Let me first say I'm so thankful you started this site and I heard about it on the news this morning and now I am here. I feel as though I'm really losing it this time. I am 45 years old with two beautiful children. I have suffered from depression since I was 14 and tried to commit suicide, I ended up in a coma and started treatment shortly there after. I started having panic attacks about 9 years ago while going thru a divorce. I went to counseling and medicine and responded fairly well I thought.
My ex husband is an alcoholic, I believe he has mental issues and just chooses alcohol to self medicate.

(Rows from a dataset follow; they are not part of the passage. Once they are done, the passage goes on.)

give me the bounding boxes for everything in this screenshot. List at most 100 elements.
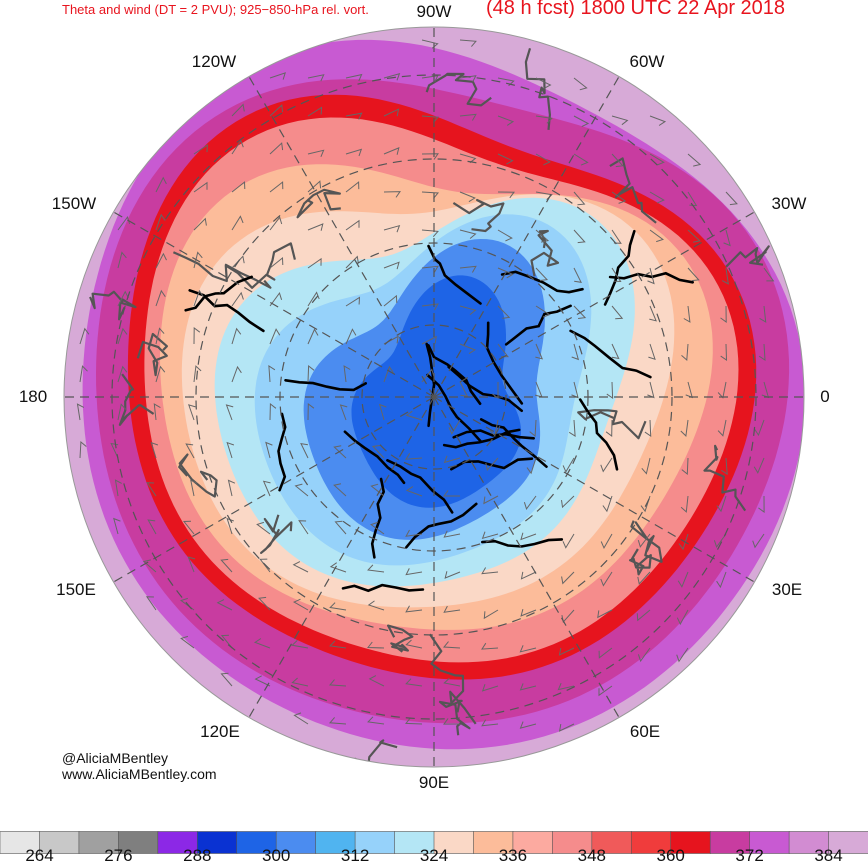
wind-barb — [520, 608, 537, 617]
wind-barb — [519, 683, 537, 691]
wind-barb — [405, 452, 423, 460]
wind-barb — [269, 104, 284, 117]
wind-barb — [606, 381, 614, 399]
lon-label-0: 0 — [820, 387, 830, 406]
wind-barb — [421, 265, 439, 273]
wind-barb — [421, 229, 439, 238]
meridian-line — [248, 76, 435, 398]
wind-barb — [641, 457, 651, 475]
wind-barb — [383, 261, 400, 270]
wind-barb — [571, 343, 580, 361]
wind-barb — [231, 291, 244, 307]
vorticity-contour — [504, 304, 572, 346]
latitude-circle — [195, 158, 673, 636]
wind-barb — [231, 255, 245, 269]
vorticity-contour — [442, 428, 521, 449]
lon-label-30w: 30W — [771, 194, 807, 213]
wind-barb — [557, 683, 575, 691]
vorticity-contour — [447, 365, 523, 413]
vorticity-contour — [427, 244, 482, 305]
wind-barb — [754, 419, 765, 437]
wind-barb — [678, 533, 689, 551]
wind-barb — [190, 479, 198, 497]
vorticity-contour — [485, 321, 524, 405]
wind-barb — [113, 517, 121, 535]
colorbar-label: 384 — [814, 846, 843, 865]
wind-barb — [459, 381, 469, 397]
vorticity-contour — [386, 459, 454, 514]
wind-barb — [328, 679, 347, 687]
wind-barb — [225, 404, 234, 421]
wind-barb — [687, 153, 702, 167]
wind-barb — [443, 530, 461, 538]
wind-barb — [421, 115, 440, 123]
wind-barb — [117, 403, 127, 421]
wind-barb — [220, 558, 233, 573]
wind-barb — [370, 521, 385, 535]
wind-barb — [481, 684, 499, 692]
wind-barb — [383, 294, 398, 307]
wind-barb — [254, 675, 271, 687]
wind-barb — [307, 106, 323, 117]
wind-barb — [329, 562, 347, 573]
wind-barb — [535, 305, 551, 318]
colorbar-label: 300 — [262, 846, 291, 865]
wind-barb — [366, 641, 385, 649]
wind-barb — [443, 490, 460, 497]
lon-label-90e: 90E — [418, 773, 450, 792]
wind-barb — [483, 495, 499, 505]
wind-barb — [720, 305, 727, 323]
wind-barb — [298, 520, 309, 535]
wind-barb — [185, 443, 195, 459]
coastline-segment — [89, 290, 137, 321]
wind-barb — [147, 519, 157, 535]
wind-barb — [717, 419, 727, 437]
wind-barb — [459, 305, 477, 315]
wind-barb — [497, 229, 513, 242]
wind-barb — [676, 647, 689, 663]
lon-label-60e: 60E — [629, 722, 661, 741]
wind-barb — [573, 305, 587, 319]
wind-barb — [79, 327, 90, 345]
wind-barb — [611, 267, 622, 283]
wind-barb — [558, 647, 575, 656]
wind-barb — [79, 440, 87, 459]
wind-barb — [328, 717, 347, 725]
meridian-line — [433, 211, 755, 398]
vorticity-contour — [569, 329, 652, 379]
vorticity-contour — [405, 502, 478, 549]
wind-barb — [443, 677, 461, 687]
wind-barb — [307, 74, 325, 82]
wind-barb — [155, 213, 166, 231]
wind-barb — [562, 533, 575, 549]
wind-barb — [193, 144, 208, 155]
meridian-line — [113, 211, 435, 398]
wind-barb — [443, 605, 461, 613]
wind-barb — [481, 567, 499, 575]
wind-barb — [523, 495, 537, 510]
wind-barb — [345, 73, 363, 82]
wind-barb — [713, 533, 727, 548]
lon-label-150e: 150E — [56, 580, 96, 599]
colorbar-label: 360 — [656, 846, 685, 865]
coastline-segment — [703, 444, 747, 512]
coastline-segment — [629, 548, 652, 576]
wind-barb — [535, 229, 550, 243]
wind-barb — [383, 108, 400, 117]
wind-barb — [442, 641, 461, 649]
wind-barb — [598, 685, 613, 697]
wind-barb — [256, 521, 271, 535]
wind-barb — [333, 483, 347, 497]
vorticity-contour — [426, 373, 482, 443]
vorticity-contour — [500, 270, 584, 294]
colorbar-label: 276 — [104, 846, 133, 865]
wind-barb — [716, 495, 727, 513]
wind-barb — [562, 457, 575, 473]
wind-barb — [459, 229, 477, 239]
vorticity-contour — [479, 418, 548, 468]
wind-barb — [268, 365, 276, 383]
vorticity-contour — [481, 538, 564, 548]
wind-barb — [368, 675, 385, 687]
wind-barb — [226, 517, 234, 535]
wind-barb — [720, 343, 728, 361]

Last month my life changed so much and now I'm struggling so much to find my new normal. My family/support system is very limited. My parents passed over 20 years ago. I have a brother who is disabled and a sister who was also disabled and got sick last month with a blood infection, she passed within 3 weeks and to watch her in hospice was just awful. I found myself unable to work and be able to concentrate. My ex husband really stepped up and helped me with our teenage daughter and just being there for me while I dealt with all of this. He even would help get my disabled brother to church for me so I could go early to the women's group.
Since all of this has happened I have been to see my counselor which I haven't even needed for months. He told me this is just grief, but I'm not sure. The panic attacks are back and often. I feel paralized with fear at times, I have isolated myself so much from most of my friends, I don't feel like going anywhere. I have a problem with socialization and it has gotten much worse. I feel no happiness. The only thing that helps is working out and reading my bible or self help books but then as soon as I stop, the racing thoughts are back. I really don't know where to go from here. I do know that God is in control and I will pray for his help.